Conto: Olhos em Mim


Na última postagem, eu falei sobre o "horror selvagem" e como (na minha opinião) o Lobisomem: o Apocalipse não se encaixava nessa definição.

Bem, escrevi um conto com minha visão de como seria um horror selvagem...

Espero que gostem:

OLHOS EM MIM


 O som do vagão vazio rolando pelos trilhos do metrô é, de certa forma, tranquilizador. Nada além daquele gingado ritmado, daquele ruído de fundo, tão alto que até esquecemos que está ali, daquela sensação de vazio e serenidade.

E era essa sensação que André buscava, todos os dias no último horário de embarque. A sensação de solidão.

Ali, naquele pequeno intervalo de tempo e espaço, ele podia realmente relaxar, se entregar ao vazio e apreciar o momento. Eram apenas 15 minutos de viagem, mas 15 minutos que valiam a pena esperar. A solitude era seu castelo e ele o rei do nada.

Entre um suspiro e outro, algo o trouxe de volta ao mundo dos vivos, algo tão terrível quanto perigoso. Ouviu, entre um balançar e outro dos vagões, vozes.

Pessoas.

Existia um motivo para ninguém escolher aquele vagão, o último vagão da linha 3. Ninguém se lembrava mais os detalhes corretos, mas todos conheciam a história macabra. Um casal, há mais de dois anos, havia sido encontrado morto ali (ou seriam cinco anos?). A história muda de pessoa para pessoa, mas o final é sempre o mesmo; um homem e uma mulher mortos, abraçados em um terno último adeus; com as cabeças separadas dos corpos.

Desde então, a história de fantasmas e monstros passou a assolar a linha 3. Ninguém (ou quase ninguém, como pensava André), se atrevia a entrar no vagão. Nem mesmo a troca do carro pela a administradora do metrô foi suficiente para aplacar a sede de mistério e superstição da população.

Meia dúzia de gatos pingados ainda utilizavam o vagão, mas nunca nas primeiras horas do dia e, certamente, não nas últimas.

André adorava as histórias, adorava seu vagão e adorava a solidão. E, do nada, seu castelo seguro estava sendo invadido.

As vozes começaram baixas (àquela hora da noite, poucas pessoas utilizavam o transporte) mas, logo, elas se tornaram um estrondo.

Duas garotas, não mais de vinte anos, entraram pelo vagão. Estavam vestidas de uma forma diferente. Calças jeans preta, com cortes e remendos em vários pontos; longas jaquetas de couro negro, com vários adornos metálicos e detalhes em prata; uma com um cabelo azul anil, arrepiado como o de um papagaio; a outra com um cabelo liso longo, vermelho como sangue. Apesar da apresentação hostil, conversavam como duas colegiais quando entraram no vagão, rindo e se espantando com a coragem que tinham.

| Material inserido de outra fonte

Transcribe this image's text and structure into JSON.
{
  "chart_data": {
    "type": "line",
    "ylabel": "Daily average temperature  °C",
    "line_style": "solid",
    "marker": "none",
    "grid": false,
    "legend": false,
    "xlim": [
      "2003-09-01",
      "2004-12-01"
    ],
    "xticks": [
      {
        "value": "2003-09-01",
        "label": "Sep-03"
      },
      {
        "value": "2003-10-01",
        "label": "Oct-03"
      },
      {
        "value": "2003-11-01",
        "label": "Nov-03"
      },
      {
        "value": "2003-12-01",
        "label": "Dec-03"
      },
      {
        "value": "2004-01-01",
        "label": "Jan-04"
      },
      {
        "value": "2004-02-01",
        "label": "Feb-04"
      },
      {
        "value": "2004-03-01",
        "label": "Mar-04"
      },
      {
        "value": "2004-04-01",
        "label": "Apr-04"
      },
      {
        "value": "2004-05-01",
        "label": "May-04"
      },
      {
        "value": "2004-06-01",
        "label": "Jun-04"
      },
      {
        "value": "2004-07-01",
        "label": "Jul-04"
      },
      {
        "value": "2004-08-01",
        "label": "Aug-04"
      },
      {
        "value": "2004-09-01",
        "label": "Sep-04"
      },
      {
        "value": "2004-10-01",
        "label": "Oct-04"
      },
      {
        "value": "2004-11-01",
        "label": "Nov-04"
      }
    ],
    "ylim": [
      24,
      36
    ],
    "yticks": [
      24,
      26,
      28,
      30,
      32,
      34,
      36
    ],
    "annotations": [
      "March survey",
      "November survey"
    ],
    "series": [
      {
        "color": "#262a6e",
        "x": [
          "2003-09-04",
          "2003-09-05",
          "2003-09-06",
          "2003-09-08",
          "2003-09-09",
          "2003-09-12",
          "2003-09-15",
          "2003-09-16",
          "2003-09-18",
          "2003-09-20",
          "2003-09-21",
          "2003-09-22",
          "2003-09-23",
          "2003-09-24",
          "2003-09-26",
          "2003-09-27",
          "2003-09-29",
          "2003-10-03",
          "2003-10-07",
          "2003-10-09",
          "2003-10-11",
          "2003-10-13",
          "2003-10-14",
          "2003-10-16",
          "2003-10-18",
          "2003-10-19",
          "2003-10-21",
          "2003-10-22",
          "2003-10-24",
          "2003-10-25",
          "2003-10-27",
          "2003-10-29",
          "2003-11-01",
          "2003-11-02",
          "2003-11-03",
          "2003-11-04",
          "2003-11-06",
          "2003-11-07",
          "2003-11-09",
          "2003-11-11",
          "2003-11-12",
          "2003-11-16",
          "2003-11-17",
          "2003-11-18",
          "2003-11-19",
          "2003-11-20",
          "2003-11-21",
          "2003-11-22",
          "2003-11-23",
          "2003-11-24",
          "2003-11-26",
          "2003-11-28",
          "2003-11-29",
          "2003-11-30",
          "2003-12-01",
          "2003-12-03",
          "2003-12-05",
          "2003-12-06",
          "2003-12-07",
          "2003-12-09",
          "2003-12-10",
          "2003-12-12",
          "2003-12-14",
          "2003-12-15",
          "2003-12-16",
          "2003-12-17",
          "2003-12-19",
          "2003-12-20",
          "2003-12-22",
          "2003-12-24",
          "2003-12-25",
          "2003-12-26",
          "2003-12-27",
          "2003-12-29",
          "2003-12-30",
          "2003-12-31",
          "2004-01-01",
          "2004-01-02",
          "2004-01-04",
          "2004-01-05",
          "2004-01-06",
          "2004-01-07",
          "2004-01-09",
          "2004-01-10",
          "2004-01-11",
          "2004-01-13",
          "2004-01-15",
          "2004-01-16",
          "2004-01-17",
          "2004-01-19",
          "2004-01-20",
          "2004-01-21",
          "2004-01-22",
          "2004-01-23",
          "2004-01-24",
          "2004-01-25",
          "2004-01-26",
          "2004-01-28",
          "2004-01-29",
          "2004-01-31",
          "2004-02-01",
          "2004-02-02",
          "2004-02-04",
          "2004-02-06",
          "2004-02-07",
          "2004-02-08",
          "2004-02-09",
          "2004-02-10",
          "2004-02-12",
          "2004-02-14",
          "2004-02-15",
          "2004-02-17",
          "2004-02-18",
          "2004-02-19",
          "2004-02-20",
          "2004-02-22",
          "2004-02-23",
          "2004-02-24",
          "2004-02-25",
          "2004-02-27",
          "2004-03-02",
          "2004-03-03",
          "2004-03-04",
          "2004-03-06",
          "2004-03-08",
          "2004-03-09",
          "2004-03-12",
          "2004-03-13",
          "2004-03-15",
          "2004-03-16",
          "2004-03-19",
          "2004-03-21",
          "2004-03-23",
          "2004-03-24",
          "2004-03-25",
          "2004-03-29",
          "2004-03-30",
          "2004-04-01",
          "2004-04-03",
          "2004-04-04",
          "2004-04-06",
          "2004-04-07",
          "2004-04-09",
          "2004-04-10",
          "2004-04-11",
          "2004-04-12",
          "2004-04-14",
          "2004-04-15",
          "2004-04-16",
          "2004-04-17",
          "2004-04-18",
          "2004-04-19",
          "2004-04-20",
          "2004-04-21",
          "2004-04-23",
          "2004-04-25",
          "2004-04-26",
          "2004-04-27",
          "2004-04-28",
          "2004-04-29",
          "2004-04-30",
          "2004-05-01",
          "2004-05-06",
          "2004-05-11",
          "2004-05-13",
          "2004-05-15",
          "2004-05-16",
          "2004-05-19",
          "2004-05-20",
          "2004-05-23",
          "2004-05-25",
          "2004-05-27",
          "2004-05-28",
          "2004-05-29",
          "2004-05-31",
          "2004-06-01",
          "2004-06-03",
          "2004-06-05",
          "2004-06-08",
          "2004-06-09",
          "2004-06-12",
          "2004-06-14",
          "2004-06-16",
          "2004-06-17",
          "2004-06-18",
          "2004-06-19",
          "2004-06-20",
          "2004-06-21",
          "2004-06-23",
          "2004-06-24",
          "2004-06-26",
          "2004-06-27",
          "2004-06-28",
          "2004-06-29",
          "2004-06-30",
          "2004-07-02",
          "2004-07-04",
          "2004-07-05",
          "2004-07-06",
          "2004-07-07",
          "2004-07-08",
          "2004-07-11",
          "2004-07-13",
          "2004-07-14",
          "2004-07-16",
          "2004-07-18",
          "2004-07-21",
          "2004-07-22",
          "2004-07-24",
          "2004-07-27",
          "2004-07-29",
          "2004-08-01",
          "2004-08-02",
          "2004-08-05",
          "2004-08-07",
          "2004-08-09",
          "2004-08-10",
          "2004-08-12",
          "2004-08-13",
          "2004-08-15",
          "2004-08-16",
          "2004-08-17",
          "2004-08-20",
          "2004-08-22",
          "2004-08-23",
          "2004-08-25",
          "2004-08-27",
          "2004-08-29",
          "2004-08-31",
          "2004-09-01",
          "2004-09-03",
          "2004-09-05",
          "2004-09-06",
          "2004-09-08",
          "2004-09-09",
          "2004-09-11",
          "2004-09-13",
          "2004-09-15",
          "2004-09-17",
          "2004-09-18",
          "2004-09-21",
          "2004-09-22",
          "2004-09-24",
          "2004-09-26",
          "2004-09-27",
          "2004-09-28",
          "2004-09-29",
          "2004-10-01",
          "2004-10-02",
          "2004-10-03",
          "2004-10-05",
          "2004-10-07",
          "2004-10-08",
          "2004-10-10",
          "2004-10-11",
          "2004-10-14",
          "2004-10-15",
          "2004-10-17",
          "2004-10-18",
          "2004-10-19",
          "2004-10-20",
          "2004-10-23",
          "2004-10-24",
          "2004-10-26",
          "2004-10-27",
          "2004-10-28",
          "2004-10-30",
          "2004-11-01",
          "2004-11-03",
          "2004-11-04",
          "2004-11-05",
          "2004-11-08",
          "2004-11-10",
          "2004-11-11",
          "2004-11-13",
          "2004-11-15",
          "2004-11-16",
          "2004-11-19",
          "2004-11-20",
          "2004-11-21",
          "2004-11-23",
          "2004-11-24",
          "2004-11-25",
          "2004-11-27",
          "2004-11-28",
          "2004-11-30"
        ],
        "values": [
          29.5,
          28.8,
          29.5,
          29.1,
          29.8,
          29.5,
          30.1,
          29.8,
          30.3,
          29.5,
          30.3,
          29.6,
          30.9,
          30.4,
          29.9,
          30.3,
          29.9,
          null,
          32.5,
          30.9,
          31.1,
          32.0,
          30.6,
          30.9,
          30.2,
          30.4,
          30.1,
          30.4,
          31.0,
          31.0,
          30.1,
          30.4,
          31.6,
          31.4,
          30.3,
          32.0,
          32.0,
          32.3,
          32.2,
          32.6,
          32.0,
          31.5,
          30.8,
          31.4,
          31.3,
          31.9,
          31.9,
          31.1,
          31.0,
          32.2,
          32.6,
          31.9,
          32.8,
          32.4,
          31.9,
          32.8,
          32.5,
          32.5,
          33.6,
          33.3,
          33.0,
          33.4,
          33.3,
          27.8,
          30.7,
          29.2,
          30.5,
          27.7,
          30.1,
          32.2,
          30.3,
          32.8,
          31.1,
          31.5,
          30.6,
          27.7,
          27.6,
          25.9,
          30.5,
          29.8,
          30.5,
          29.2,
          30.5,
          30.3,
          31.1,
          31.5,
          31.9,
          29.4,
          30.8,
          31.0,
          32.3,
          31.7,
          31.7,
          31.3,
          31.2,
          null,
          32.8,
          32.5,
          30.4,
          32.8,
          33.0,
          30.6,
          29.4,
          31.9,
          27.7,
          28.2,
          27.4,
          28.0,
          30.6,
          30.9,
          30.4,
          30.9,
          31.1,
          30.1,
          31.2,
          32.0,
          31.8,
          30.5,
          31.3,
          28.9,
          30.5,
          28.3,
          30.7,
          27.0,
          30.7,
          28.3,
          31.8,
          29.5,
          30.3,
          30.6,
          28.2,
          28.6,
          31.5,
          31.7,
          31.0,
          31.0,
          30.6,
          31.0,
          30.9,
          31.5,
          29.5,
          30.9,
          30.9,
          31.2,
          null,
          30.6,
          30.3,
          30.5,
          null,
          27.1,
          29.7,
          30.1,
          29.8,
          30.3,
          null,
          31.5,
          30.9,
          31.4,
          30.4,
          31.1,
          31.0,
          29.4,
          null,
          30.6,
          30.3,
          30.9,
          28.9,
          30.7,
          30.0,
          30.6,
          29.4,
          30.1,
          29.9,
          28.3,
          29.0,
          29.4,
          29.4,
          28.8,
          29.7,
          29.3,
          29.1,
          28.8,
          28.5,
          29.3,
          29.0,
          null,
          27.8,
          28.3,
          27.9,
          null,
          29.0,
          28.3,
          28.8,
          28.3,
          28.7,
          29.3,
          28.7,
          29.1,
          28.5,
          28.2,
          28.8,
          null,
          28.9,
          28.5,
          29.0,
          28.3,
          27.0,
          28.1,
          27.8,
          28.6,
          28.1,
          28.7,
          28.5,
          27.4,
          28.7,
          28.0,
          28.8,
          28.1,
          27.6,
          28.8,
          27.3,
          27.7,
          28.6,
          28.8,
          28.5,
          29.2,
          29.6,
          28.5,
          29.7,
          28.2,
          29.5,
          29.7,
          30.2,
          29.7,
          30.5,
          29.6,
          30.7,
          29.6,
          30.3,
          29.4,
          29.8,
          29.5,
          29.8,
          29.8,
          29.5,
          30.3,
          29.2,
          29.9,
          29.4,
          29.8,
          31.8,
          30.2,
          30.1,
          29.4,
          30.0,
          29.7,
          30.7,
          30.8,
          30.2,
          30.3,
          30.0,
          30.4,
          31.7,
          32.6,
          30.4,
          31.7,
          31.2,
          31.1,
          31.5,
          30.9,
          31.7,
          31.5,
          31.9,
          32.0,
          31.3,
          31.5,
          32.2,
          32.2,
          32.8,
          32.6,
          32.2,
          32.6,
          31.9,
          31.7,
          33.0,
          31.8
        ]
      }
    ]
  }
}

E seus olhos se cruzaram com os de André.

Foi como se fogo caísse do céu sobre seus ombros. Por mais que tenha desviado o olhar, ele podia sentir aqueles olhos, ah aqueles olhos percorrendo cada pedaço do seu corpo esguio, julgando, medindo, especulando. Sentiu uma ardência subindo pelo estomago, um grito engasgado tentando se libertar, mas se conteve.

Mesmo sem perceber, se levantou de seu lugar (gostava do meio do vagão) e foi para o último assento, mais afastado possível das intrusas, mas sem muito sucesso.

Conseguia sentir o doce perfume das duas mulheres que se misturava com seu próprio suor frio. Sentia o bater acelerado daqueles jovens corações, tão inocentes, tão frágeis. Sentia suas mãos tremerem como a de um velho, e o sangue se esvair de sua face.

-- Nossa, que cara estranho - disse uma das garotas (talvez a de cabelo azul, talvez?)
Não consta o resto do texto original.